Zandhoenders dweilen water op

Gereedschap maken zit er niet in voor leden van de familie van zandhoenders, een vogelsoort die in Afrika en Azië leeft. Maar deze verre verwanten van de duif hebben geluk: ze hebben een soort ingebouwde dweil in hun verentooi.

Zandhoendermannetjes vliegen ‘s ochtends in de koelte soms wel vijftig kilometer om op zoek te gaan naar water. Als ze hun dorst eenmaal hebben gelest, gaan ze met hun buik in het water waarbij hun buikveren het water opnemen. De doorweekte mannetjes vliegen vervolgens terug naar hun nest op de grond, waar de kuikens met hun snavel het water van de veren van hun vader vegen.

Kangoeroeratten in het zuidwesten van de VS pakken het anders aan.

Deze knaagdieren in zakformaat overleven in de woestijn op een dieet van graszaden en peulen, die ze in hun wangzakken meenemen en verstoppen in hun ondergrondse holen. Omdat het in die holen vochtiger is dan boven de grond, absorberen de opgeslagen zaden soms tot wel dertig procent meer vocht dan zaden boven de grond. Wanneer de knaagdieren van hun voorraad eten, krijgen ze dus zowel voedsel als water binnen. (Kijk hoe een kangoeroerat een ratelslang in de lucht een trap geeft.)

Kamelen gebruiken hun neus

Kamelen zijn beroemd om het feit dat ze kunnen overleven in de woestijn, maar het is een veelgehoord misverstand dat de hoefdieren water in hun bult bewaren (of in hun bulten, afhankelijk van de soort). In de bulten bevindt zich energierijk vet, waardoor de kamelen enkele maanden zonder eten kunnen.

Lees ook: In India dreigt de kameel – en daarmee een oude nomadencultuur – te verdwijnen

Maar als woestijndieren beschikken beide kamelensoorten, de dromedaris en de kameel (met twee bulten), over enkele andere waterstrategieën.

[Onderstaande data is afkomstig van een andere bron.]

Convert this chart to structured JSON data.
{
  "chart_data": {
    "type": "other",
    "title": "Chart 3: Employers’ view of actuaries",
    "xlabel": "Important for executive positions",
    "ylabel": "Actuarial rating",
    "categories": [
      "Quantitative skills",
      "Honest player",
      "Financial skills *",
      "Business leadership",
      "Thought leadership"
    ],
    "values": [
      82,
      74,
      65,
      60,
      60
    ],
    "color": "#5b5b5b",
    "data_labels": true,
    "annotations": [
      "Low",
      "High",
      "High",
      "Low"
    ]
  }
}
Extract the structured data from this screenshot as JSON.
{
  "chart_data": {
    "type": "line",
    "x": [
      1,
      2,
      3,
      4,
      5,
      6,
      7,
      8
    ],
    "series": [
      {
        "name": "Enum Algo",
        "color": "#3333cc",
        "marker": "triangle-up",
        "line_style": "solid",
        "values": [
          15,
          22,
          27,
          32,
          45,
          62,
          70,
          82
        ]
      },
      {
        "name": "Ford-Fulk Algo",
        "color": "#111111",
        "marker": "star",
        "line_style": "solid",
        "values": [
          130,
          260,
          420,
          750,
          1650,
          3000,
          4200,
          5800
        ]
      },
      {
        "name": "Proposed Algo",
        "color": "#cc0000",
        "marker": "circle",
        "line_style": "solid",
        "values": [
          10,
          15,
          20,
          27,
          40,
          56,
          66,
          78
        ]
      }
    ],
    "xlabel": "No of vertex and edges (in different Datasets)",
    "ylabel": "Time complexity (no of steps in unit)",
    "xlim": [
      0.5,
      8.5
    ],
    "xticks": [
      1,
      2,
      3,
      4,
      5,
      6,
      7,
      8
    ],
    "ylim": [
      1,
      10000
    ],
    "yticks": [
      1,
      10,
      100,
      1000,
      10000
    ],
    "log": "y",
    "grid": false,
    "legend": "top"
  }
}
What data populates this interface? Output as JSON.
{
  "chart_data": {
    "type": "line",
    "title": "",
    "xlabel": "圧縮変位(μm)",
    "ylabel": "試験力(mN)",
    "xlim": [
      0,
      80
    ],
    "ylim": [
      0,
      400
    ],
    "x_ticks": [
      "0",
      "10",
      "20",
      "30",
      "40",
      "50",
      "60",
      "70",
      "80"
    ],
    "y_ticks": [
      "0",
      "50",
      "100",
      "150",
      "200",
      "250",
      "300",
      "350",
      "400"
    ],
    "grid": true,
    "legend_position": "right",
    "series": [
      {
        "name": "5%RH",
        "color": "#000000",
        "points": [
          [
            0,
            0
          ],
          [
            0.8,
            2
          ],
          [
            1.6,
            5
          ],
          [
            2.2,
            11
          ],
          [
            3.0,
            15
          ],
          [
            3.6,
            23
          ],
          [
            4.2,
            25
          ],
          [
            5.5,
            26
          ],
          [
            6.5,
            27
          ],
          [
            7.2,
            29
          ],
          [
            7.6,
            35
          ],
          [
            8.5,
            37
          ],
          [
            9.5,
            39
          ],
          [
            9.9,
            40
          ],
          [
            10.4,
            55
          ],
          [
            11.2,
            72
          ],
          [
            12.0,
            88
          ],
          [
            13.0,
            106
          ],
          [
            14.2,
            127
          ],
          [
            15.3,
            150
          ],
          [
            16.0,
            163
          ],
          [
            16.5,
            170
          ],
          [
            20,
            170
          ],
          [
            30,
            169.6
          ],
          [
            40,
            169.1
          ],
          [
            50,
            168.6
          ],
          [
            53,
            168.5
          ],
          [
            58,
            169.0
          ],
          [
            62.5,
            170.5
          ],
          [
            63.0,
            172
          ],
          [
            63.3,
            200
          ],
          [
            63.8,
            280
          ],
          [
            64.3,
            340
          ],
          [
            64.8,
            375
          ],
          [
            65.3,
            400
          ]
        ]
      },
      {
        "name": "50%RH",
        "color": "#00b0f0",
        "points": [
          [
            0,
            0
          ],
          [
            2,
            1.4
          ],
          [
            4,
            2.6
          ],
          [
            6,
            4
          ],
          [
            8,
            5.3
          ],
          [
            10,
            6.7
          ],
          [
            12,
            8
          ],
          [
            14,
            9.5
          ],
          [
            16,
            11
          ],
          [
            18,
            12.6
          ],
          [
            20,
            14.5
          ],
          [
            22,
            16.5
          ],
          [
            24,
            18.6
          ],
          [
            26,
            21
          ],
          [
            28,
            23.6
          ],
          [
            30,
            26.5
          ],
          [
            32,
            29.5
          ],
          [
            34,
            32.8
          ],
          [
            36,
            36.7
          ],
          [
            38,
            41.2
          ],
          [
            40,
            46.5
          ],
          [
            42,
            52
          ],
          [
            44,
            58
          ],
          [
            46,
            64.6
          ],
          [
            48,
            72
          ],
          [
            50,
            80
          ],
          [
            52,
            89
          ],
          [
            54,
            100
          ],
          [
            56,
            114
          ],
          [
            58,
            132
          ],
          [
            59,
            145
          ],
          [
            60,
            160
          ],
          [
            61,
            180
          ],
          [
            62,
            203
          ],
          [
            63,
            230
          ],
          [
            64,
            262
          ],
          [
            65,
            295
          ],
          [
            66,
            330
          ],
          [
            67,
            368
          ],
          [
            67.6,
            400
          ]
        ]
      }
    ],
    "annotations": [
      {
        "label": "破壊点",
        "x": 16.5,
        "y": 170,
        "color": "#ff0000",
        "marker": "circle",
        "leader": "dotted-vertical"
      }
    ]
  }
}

Zo kunnen ze, als ze de kans krijgen om te drinken, meer dan honderd liter water opnemen. Als het nodig is, kunnen kamelen ook overleven op zout water. (Lees hoe dromedarissen stekelige cactussen kunnen eten.)

Bovendien hebben kamelen en dromedarissen in de loop van de evolutie een neus ontwikkeld die de hoeveelheid vocht beperkt die verloren gaat bij het ademen in koude woestijnnachten. Een complex netwerk van plooien en ribbels in hun neus zorgt dat er een groter oppervlak is waarop het water op de huid kan condenseren. Hierdoor wordt het vocht niet uitgestoten, maar blijft het bewaard in het lichaam.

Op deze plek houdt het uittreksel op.